Headline £16.99 hbk Nov 2003

Reviewed by Simon Kernick

Before The Conspiracy Club, I’d only read one of Kellerman’s books: the highly impressive Billy Straight, so I was looking forward to re-acquainting myself with his work.

In this his latest thriller the main protagonist, a dedicated young psychologist and all-round nice guy named Dr Jeremy Carrier, is trying to get over the brutal kidnapping and murder six months earlier of his girlfriend, a nurse who worked at the same hospital. Carrier was, and still is, viewed as a possible suspect by some in the local police department and when more young women start turning up dead in the same brutal fashion, the heat’s turned up on the young psychologist, leaving him little option but to have a nervous breakdown under the relentless pressure of being in the frame, culminating in him completely losing the power of speech. No, not really. Instead, more predictably, he starts hunting for the real killer himself.

At the same time, he becomes friendly with Dr Arthur Chess, a mysterious pathologist at the hospital who, somewhat bizarrely, seems to be providing Carrier with enigmatic hints as to who the killer might be rather than doing the decent thing and just telling him. Chess also introduces the far younger Carrier to a group of his friends who make up a secret society (the conspiracy club of the title), all of whom have fairly sizeable skeletons in their closets.
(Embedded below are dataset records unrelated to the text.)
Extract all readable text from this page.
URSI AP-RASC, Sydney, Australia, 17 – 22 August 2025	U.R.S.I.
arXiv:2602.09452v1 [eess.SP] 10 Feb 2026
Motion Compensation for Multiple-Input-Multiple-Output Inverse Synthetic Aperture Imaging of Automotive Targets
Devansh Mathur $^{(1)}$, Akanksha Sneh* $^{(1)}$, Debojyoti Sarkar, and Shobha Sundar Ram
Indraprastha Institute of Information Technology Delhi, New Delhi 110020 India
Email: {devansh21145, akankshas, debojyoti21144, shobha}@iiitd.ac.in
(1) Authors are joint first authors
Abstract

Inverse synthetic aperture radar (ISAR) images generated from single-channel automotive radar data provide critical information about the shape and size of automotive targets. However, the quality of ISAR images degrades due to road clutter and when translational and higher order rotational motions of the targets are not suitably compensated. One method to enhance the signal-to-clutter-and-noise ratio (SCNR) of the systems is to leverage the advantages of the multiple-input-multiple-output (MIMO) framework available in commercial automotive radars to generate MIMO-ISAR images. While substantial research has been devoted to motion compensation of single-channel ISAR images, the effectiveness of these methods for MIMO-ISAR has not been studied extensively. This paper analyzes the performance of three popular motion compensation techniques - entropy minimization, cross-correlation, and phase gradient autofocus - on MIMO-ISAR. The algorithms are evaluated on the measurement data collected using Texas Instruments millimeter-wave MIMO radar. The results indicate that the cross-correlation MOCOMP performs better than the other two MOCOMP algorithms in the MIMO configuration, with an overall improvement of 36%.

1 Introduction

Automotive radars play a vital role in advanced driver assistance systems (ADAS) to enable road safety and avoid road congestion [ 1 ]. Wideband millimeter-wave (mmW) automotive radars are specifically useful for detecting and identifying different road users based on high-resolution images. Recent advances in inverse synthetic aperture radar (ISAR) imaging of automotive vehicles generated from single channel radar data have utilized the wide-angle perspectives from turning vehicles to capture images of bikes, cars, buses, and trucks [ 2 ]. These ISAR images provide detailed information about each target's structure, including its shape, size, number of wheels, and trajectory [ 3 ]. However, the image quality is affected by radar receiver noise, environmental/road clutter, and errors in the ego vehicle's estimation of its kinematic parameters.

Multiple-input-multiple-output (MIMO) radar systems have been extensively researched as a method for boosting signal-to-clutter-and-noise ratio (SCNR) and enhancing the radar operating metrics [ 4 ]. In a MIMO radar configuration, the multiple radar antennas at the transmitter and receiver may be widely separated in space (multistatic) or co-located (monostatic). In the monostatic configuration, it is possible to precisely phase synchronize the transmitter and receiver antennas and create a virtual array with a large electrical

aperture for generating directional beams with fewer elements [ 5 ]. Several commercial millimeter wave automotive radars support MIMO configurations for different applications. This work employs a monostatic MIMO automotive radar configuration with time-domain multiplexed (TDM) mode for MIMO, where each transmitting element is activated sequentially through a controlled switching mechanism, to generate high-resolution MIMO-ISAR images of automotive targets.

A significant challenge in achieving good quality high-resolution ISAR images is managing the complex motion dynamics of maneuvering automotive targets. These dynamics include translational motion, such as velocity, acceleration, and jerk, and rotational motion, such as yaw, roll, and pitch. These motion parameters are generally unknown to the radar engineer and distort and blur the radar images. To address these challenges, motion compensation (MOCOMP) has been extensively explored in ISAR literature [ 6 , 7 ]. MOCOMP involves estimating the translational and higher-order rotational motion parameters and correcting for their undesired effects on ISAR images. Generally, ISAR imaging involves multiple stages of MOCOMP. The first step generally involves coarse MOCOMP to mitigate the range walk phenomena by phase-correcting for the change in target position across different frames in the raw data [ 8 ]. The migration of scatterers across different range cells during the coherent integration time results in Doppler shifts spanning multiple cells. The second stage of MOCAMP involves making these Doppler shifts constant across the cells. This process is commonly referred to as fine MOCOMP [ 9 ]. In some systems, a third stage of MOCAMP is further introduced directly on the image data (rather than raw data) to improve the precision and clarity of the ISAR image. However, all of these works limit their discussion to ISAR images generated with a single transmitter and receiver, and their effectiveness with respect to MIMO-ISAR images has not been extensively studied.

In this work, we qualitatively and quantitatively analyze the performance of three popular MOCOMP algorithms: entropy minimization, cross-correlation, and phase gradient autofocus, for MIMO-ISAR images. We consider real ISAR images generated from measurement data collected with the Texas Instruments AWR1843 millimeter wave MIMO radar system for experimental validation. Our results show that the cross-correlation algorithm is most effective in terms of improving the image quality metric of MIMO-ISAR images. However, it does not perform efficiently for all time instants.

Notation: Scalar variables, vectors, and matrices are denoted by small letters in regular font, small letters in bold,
Quite what they’re conspiring about isn’t immediately obvious and the reader is left to wonder what part, if any, they might be playing in the events going on around Carrier. Are Chess and his friends helping him to solve the murders, or are they actually something to do with them?

These questions and more are answered at the end of the story but the problem is the build-up to the climax is slow and curiously lacking in both emotion and urgency. This wasn’t helped by the fact that everything was seen from Carrier’s point of view, with ninety-five percent of the scenes taking place within the confines of the hospital, which tended to stifle the atmosphere. Carrier himself was not, in my opinion, an interesting enough character to warrant hogging the whole story, and the plot didn’t have the necessary twists and turns to make up for this.
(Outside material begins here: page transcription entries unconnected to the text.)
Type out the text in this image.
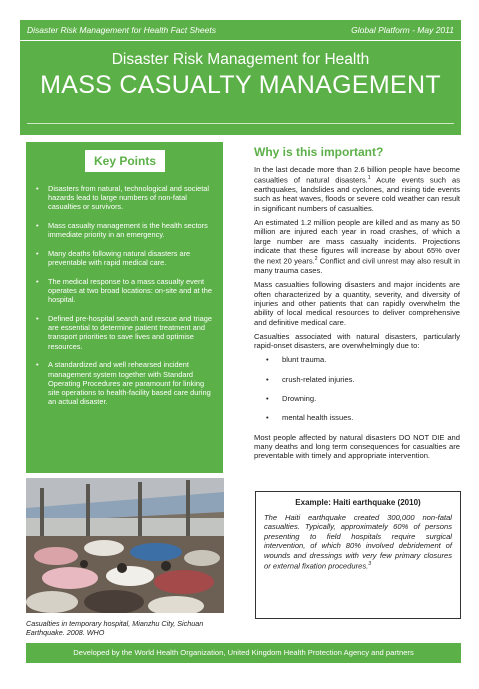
Disaster Risk Management for Health Fact Sheets	Global Platform - May 2011
Disaster Risk Management for Health
MASS CASUALTY MANAGEMENT
Key Points
• Disasters from natural, technological and societal hazards lead to large numbers of non-fatal casualties or survivors.
• Mass casualty management is the health sectors immediate priority in an emergency.
• Many deaths following natural disasters are preventable with rapid medical care.
• The medical response to a mass casualty event operates at two broad locations: on-site and at the hospital.
• Defined pre-hospital search and rescue and triage are essential to determine patient treatment and transport priorities to save lives and optimise resources.
• A standardized and well rehearsed incident management system together with Standard Operating Procedures are paramount for linking site operations to health-facility based care during an actual disaster.
Casualties in temporary hospital, Mianzhu City, Sichuan Earthquake. 2008. WHO
Why is this important?

In the last decade more than 2.6 billion people have become casualties of natural disasters.$^1$ Acute events such as earthquakes, landslides and cyclones, and rising tide events such as heat waves, floods or severe cold weather can result in significant numbers of casualties.

An estimated 1.2 million people are killed and as many as 50 million are injured each year in road crashes, of which a large number are mass casualty incidents. Projections indicate that these figures will increase by about 65% over the next 20 years.$^2$ Conflict and civil unrest may also result in many trauma cases.

Mass casualties following disasters and major incidents are often characterized by a quantity, severity, and diversity of injuries and other patients that can rapidly overwhelm the ability of local medical resources to deliver comprehensive and definitive medical care.

Casualties associated with natural disasters, particularly rapid-onset disasters, are overwhelmingly due to:

• blunt trauma.
• crush-related injuries.
• Drowning.
• mental health issues.

Most people affected by natural disasters DO NOT DIE and many deaths and long term consequences for casualties are preventable with timely and appropriate intervention.

Example: Haiti earthquake (2010)
The Haiti earthquake created 300,000 non-fatal casualties. Typically, approximately 60% of persons presenting to field hospitals require surgical intervention, of which 80% involved debridement of wounds and dressings with very few primary closures or external fixation procedures.$^3$
Developed by the World Health Organization, United Kingdom Health Protection Agency and partners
Having said that, fans of Kellerman won’t be too disappointed, I suspect. He still writes with a lucidity unmatched by many authors, and continues to possess a keen eye for the world around him (although his lack of knowledge of modern English slang provides a few unintentional chuckles: see page 142). And, if nothing else, the book is quite an original take on the heavily flogged ‘killer on the loose, race against time to stop him striking again’ theme. I’d be surprised, however, if any of these same fans will remember The Conspiracy Club in years to come as his best effort.